The excessive apoptosis of human trophoblasts can cause pregnancy-related diseases. It has been reported that fibronectin 1 (FN1) is closely associated with the invasion of human trophoblasts. The aim of the present study was to examine the effects of FN1 on the apoptosis of human trophoblasts and to investigate the underlying molecular mechanisms. It was found that FN1, a differentially expressed gene (DEG) in the GSE127170 dataset, was identified as the hub gene in a protein-protein interaction (PPI) network generated using the cytoHubba plug-in of Cytoscape software. The Metascape website was used to perform GO enrichment analysis, and the Kyoto Encyclopedia of Genes and Genomes (KEGG) pathway database was used to perform KEGG pathway analysis.
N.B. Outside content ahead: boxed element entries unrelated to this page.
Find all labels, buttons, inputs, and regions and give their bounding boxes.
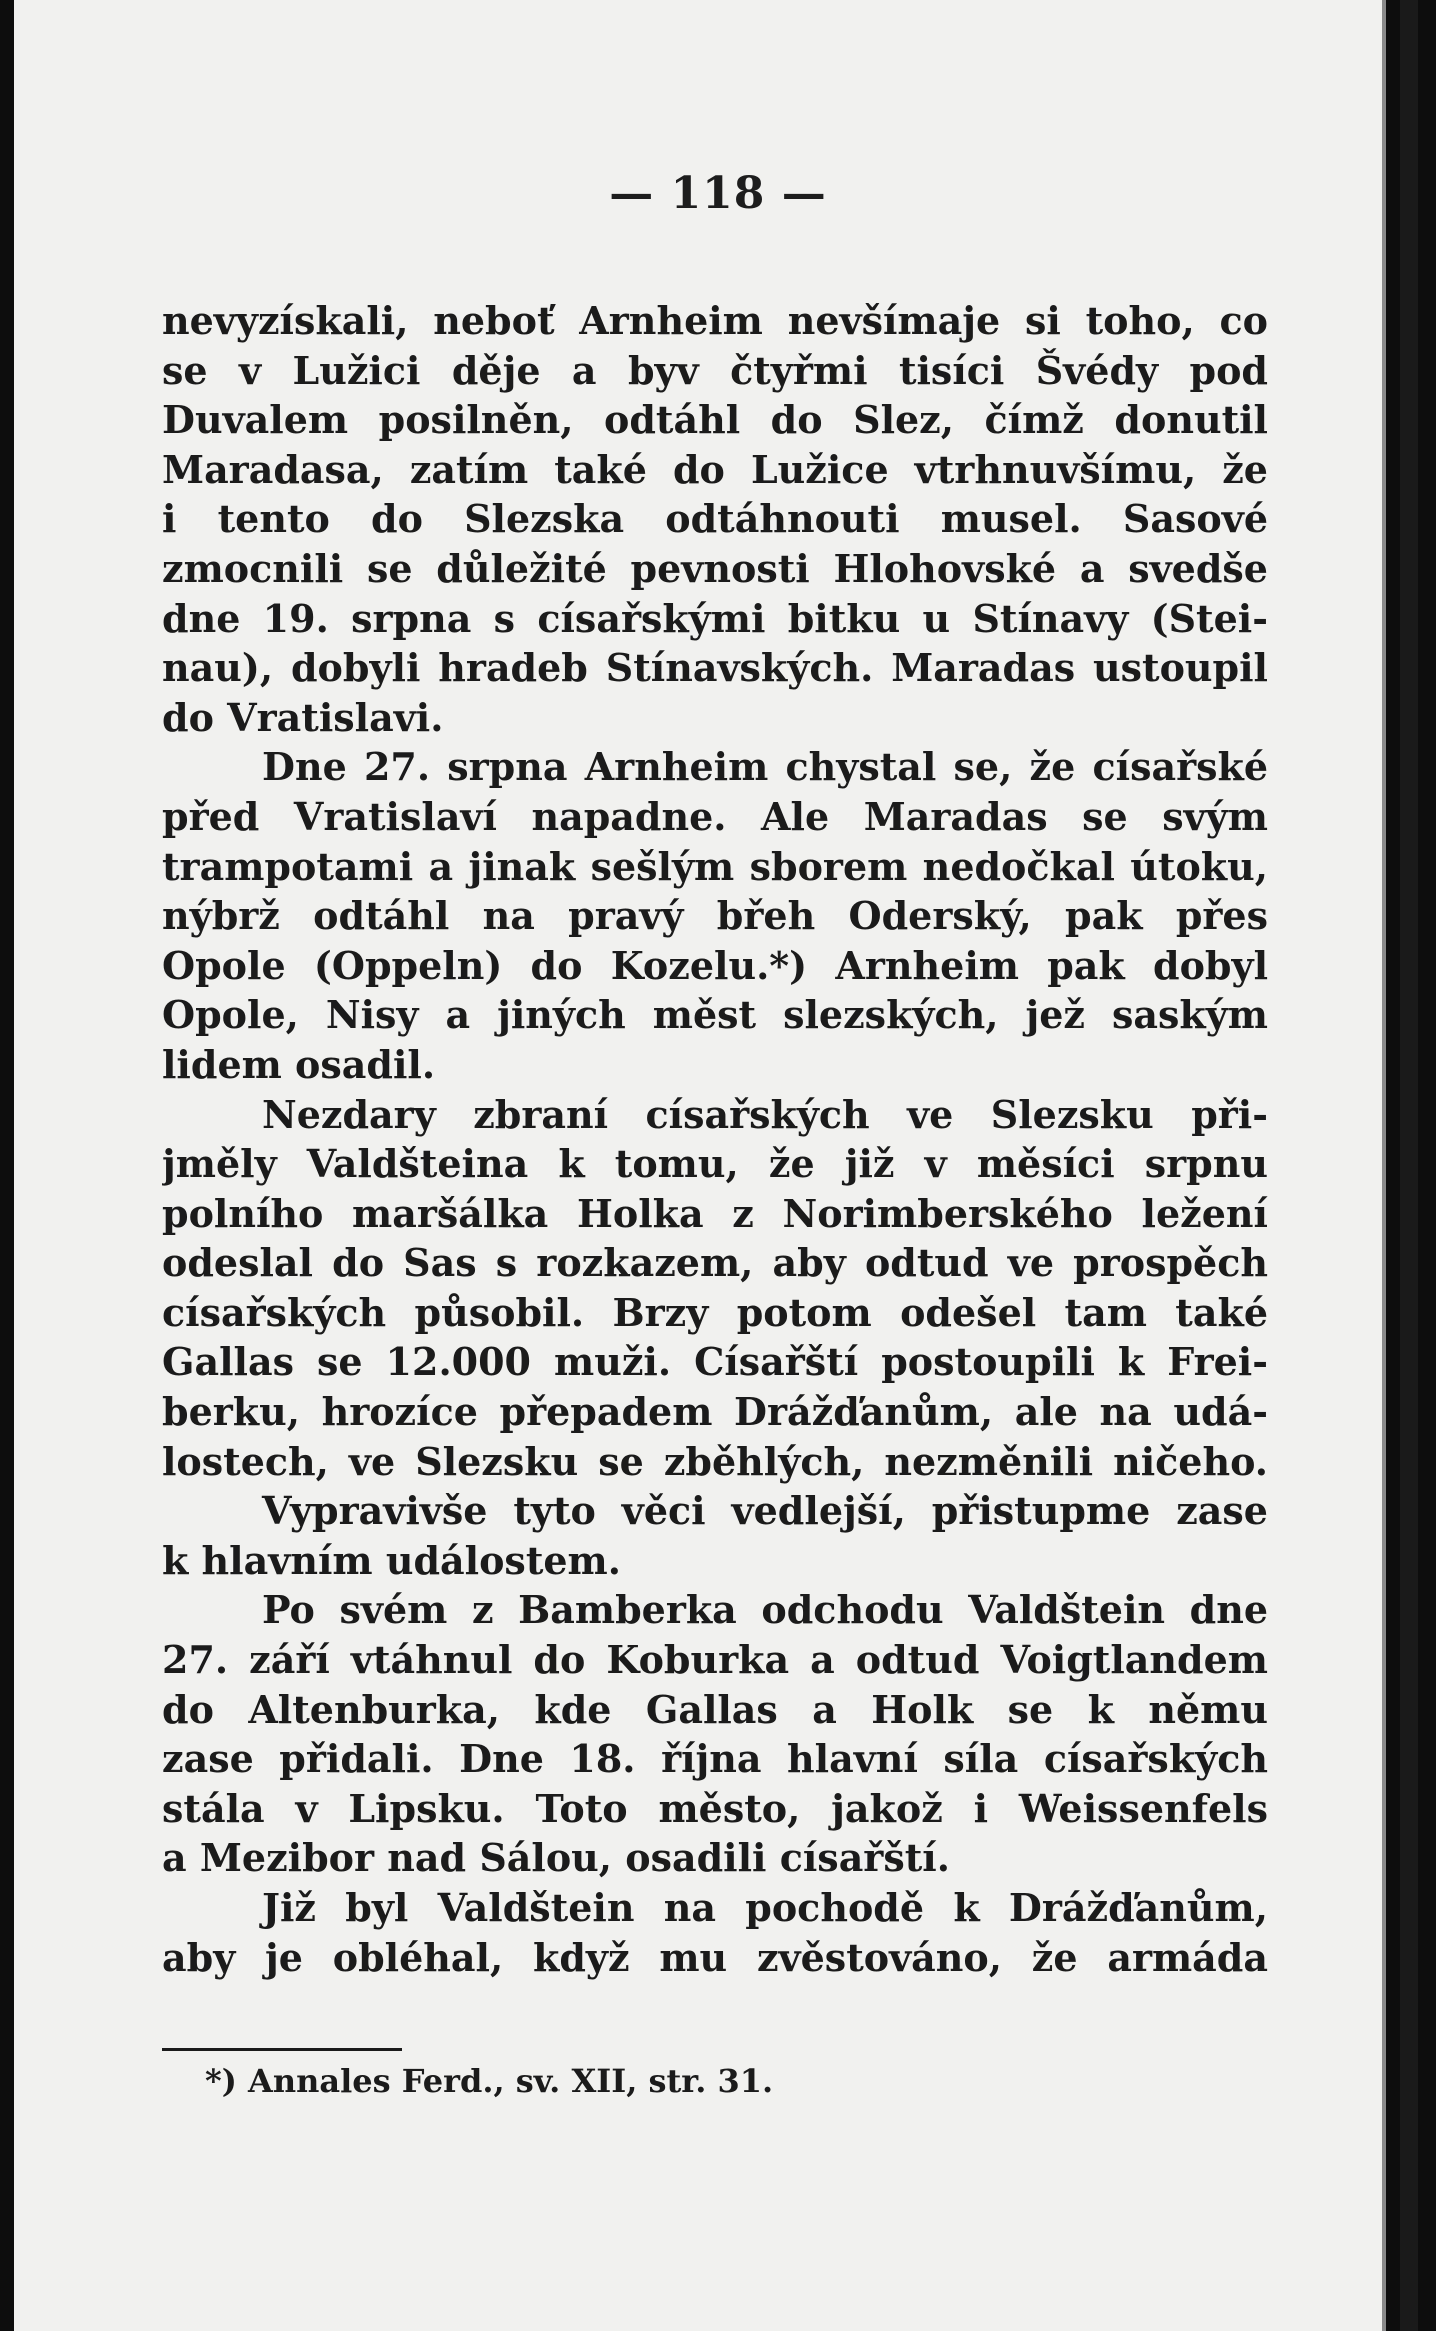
text-line: k hlavním událostem.	[162, 1537, 621, 1583]
text-line: a Mezibor nad Sálou, osadili císařští.	[162, 1835, 950, 1881]
text-line: Dne 27. srpna Arnheim chystal se, že císařské	[262, 744, 1268, 790]
text-line: Již byl Valdštein na pochodě k Drážďanům,	[262, 1885, 1268, 1930]
text-line: aby je obléhal, když mu zvěstováno, že armáda	[162, 1934, 1268, 1980]
text-line: Nezdary zbraní císařských ve Slezsku při-	[262, 1091, 1268, 1137]
text-line: stála v Lipsku. Toto město, jakož i Weissenfels	[162, 1785, 1268, 1831]
body-text	[162, 296, 1268, 1982]
text-line: i tento do Slezska odtáhnouti musel. Sasové	[162, 496, 1268, 542]
footnote-separator	[162, 2048, 402, 2051]
text-line: dne 19. srpna s císařskými bitku u Stínavy (Stei-	[162, 595, 1268, 641]
text-line: zase přidali. Dne 18. října hlavní síla císařských	[162, 1736, 1268, 1782]
text-line: Opole, Nisy a jiných měst slezských, jež saským	[162, 992, 1268, 1038]
text-line: 27. září vtáhnul do Koburka a odtud Voigtlandem	[162, 1637, 1268, 1683]
text-line: před Vratislaví napadne. Ale Maradas se svým	[162, 793, 1268, 839]
text-line: Maradasa, zatím také do Lužice vtrhnuvšímu, že	[162, 446, 1268, 492]
text-line: Vypravivše tyto věci vedlejší, přistupme zase	[262, 1488, 1268, 1534]
text-line: Duvalem posilněn, odtáhl do Slez, čímž donutil	[162, 397, 1268, 443]
text-line: odeslal do Sas s rozkazem, aby odtud ve prospěch	[162, 1240, 1268, 1286]
text-line: Opole (Oppeln) do Kozelu.*) Arnheim pak dobyl	[162, 942, 1268, 988]
text-line: jměly Valdšteina k tomu, že již v měsíci srpnu	[162, 1141, 1268, 1187]
text-line: lostech, ve Slezsku se zběhlých, nezměnili ničeho.	[162, 1438, 1268, 1484]
text-line: berku, hrozíce přepadem Drážďanům, ale na udá-	[162, 1389, 1268, 1435]
adjacent-page-strip	[1400, 0, 1418, 2331]
text-line: do Vratislavi.	[162, 694, 444, 740]
text-line: Gallas se 12.000 muži. Císařští postoupili k Frei-	[162, 1339, 1268, 1385]
page-edge	[1382, 0, 1386, 2331]
text-line: zmocnili se důležité pevnosti Hlohovské a svedše	[162, 545, 1268, 591]
footnote: *) Annales Ferd., sv. XII, str. 31.	[205, 2062, 774, 2100]
text-line: nevyzískali, neboť Arnheim nevšímaje si toho, co	[162, 298, 1268, 343]
text-line: Po svém z Bamberka odchodu Valdštein dne	[262, 1587, 1268, 1633]
text-line: do Altenburka, kde Gallas a Holk se k němu	[162, 1686, 1268, 1732]
text-line: lidem osadil.	[162, 1041, 436, 1087]
page-number: — 118 —	[609, 168, 827, 219]
text-line: nýbrž odtáhl na pravý břeh Oderský, pak přes	[162, 893, 1268, 939]
text-line: se v Lužici děje a byv čtyřmi tisíci Švédy pod	[162, 347, 1268, 393]
text-line: nau), dobyli hradeb Stínavských. Maradas ustoupil	[162, 645, 1268, 691]
text-line: polního maršálka Holka z Norimberského ležení	[162, 1190, 1268, 1236]
text-line: trampotami a jinak sešlým sborem nedočkal útoku,	[162, 843, 1268, 889]
text-line: císařských působil. Brzy potom odešel tam také	[162, 1289, 1268, 1335]
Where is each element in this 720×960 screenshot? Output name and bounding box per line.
Experimental analyses revealed that FN1 expression was downregulated in the chorionic villus tissues of patients diagnosed with and mice subjected to spontaneous abortion (SA). CCK-8 and flow cytometric assays revealed that the knockdown of FN1 decreased the viability and promoted the apoptosis of JEG-3 and BeWo cells. In vivo experiments demonstrated that the knockdown of FN1 promoted the apoptosis of trophoblasts in the chorionic villus tissues obtained from mice subjected to SA, whereas FN1 overexpression increased cell viability and inhibited cell apoptosis. The protein levels of cleaved caspase-3 and Bax were increased by the silencing of FN1 and decreased by FN1 overexpression. The protein expression levels of Bcl-2, proliferating cell nuclear antigen (PCNA) and Ki67 were decreased by the silencing of FN1; however, the overexpression of FN1 increased these levels. The results of western blot analysis revealed that the knockdown of FN1 inhibited the PI3K/Akt signaling pathway, while the overexpression of FN1 activated the PI3K/Akt signaling pathway. Consistently, the apoptosis-inhibiting effect of FN1 overexpression was reversed by a PI3K/Akt signaling pathway inhibitor, and the apoptosis-promoting effect of FN1 silencing was reversed by a PI3K/Akt signaling pathway activator. On the whole, the findings of the present study demonstrate that the inhibition of FN1 induces the apoptosis of JEG-3 and BeWo cells, and the overexpression of FN1 inhibits cell apoptosis by activating the PI3K/Akt signaling pathway.